Brown struck similar deals with 51,000 more employees earlier this year.
Unlimited Accumulation
Those compacts allow guards to accumulate an unlimited amount of unused vacation and sick leave. The guards had faced an 80-day cap on how much they could bank, though in practice the cap was ignored to maintain minimum staffing levels amid mandated furloughs.
Brown’s deals also cut state worker pay by about 4.6 percent in the current fiscal year through an unpaid day of leave once a month. Yet employees already in the top range of their salaries would get a pay increase equal to their higher pension contributions beginning next year.
“It’s fiscal insanity,” said Assemblyman Tim Donnelly, a Republican from Hesperia, criticizing “this notion of spending money and paying people more than we need at a time when every department is broke, when we are starving our local schools and we are cutting public safety.”
Hiring Freeze
The governor has taken other steps to curb payroll costs. In February he imposed a statewide hiring freeze, one part of an effort he said could trim $363 million in operational costs this year.

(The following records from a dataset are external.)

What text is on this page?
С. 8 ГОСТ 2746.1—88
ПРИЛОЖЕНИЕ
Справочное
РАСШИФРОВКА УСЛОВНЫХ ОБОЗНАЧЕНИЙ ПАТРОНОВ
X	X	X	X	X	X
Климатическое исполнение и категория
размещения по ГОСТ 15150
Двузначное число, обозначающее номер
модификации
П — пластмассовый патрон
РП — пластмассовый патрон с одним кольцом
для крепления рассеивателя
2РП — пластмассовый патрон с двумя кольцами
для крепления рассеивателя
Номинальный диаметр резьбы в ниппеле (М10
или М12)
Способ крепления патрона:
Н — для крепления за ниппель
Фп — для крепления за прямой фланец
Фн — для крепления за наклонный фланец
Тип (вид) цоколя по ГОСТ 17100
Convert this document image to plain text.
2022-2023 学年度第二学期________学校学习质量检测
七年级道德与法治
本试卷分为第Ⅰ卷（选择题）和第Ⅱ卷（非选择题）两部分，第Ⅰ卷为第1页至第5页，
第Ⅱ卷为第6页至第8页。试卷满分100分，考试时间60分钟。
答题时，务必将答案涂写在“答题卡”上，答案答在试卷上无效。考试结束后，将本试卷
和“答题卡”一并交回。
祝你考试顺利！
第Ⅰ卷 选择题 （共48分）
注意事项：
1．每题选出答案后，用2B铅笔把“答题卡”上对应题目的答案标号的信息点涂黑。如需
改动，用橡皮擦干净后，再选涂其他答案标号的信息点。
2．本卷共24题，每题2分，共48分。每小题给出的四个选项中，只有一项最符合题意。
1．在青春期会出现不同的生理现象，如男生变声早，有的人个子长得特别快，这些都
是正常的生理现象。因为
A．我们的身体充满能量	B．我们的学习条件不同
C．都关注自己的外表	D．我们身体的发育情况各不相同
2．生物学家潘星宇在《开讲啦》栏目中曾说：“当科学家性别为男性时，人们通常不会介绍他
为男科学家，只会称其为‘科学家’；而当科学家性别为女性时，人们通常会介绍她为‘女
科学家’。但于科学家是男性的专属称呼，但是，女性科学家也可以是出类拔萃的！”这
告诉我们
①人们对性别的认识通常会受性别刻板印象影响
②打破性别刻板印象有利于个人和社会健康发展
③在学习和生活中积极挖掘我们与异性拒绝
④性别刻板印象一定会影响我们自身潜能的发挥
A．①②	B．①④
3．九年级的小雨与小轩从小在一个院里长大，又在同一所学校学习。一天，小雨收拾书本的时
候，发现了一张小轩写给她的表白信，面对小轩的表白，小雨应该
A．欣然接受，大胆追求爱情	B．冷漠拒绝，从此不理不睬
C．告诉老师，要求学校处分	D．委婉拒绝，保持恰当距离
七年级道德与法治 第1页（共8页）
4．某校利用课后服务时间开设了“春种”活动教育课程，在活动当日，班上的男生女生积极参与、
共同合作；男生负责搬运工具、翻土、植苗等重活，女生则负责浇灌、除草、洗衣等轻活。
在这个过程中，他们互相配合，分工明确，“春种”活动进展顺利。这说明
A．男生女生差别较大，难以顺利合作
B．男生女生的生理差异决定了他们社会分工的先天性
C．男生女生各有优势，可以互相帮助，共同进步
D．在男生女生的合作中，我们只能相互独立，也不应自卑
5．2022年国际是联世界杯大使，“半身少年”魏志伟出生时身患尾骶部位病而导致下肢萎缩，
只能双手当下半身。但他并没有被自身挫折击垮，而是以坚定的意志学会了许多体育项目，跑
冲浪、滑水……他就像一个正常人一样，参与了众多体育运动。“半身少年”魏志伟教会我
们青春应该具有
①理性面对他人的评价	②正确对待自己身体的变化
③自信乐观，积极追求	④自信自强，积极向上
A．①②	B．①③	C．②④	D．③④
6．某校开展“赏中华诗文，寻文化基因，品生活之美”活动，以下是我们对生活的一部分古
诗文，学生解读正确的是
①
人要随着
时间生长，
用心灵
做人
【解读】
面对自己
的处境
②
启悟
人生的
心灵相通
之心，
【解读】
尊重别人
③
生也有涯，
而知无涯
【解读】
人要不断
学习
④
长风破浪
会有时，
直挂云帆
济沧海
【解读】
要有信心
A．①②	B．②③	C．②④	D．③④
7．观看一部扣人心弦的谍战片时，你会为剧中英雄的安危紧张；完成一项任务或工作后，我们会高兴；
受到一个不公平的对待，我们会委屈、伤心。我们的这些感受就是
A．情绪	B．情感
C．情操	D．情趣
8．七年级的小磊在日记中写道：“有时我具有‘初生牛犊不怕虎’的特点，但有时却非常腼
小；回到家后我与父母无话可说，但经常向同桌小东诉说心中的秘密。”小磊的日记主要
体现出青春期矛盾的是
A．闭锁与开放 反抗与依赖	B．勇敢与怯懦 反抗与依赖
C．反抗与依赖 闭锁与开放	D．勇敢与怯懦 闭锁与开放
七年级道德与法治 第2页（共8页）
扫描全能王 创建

He also said he will propose a package of reforms to state and local government pensions. Brown ordered state workers to hand in half of the 96,000 government-paid mobile phones and reduce the fleet of 13,600 vehicles by half.
The state’s $1.7 billion in 2010 non-salaried pay “includes all the various forms of disability pay as well as hundreds of different kinds of add-ons to pay that range from recruitment incentives for hard-to-recruit areas, education differentials, night-shift differentials, bilingual pay, hazardous duty pay, etc.,” Ashford, Brown’s spokeswoman, said by e-mail.
Ramirez, the Los Angeles teacher who lost his job in 2009, lived off unemployment benefits until they ran out. He postponed his wedding and said he almost became homeless before his brother agreed to let him sleep in a spare room.
“Outrage would be the word,” Ramirez said. “They confiscated my career.”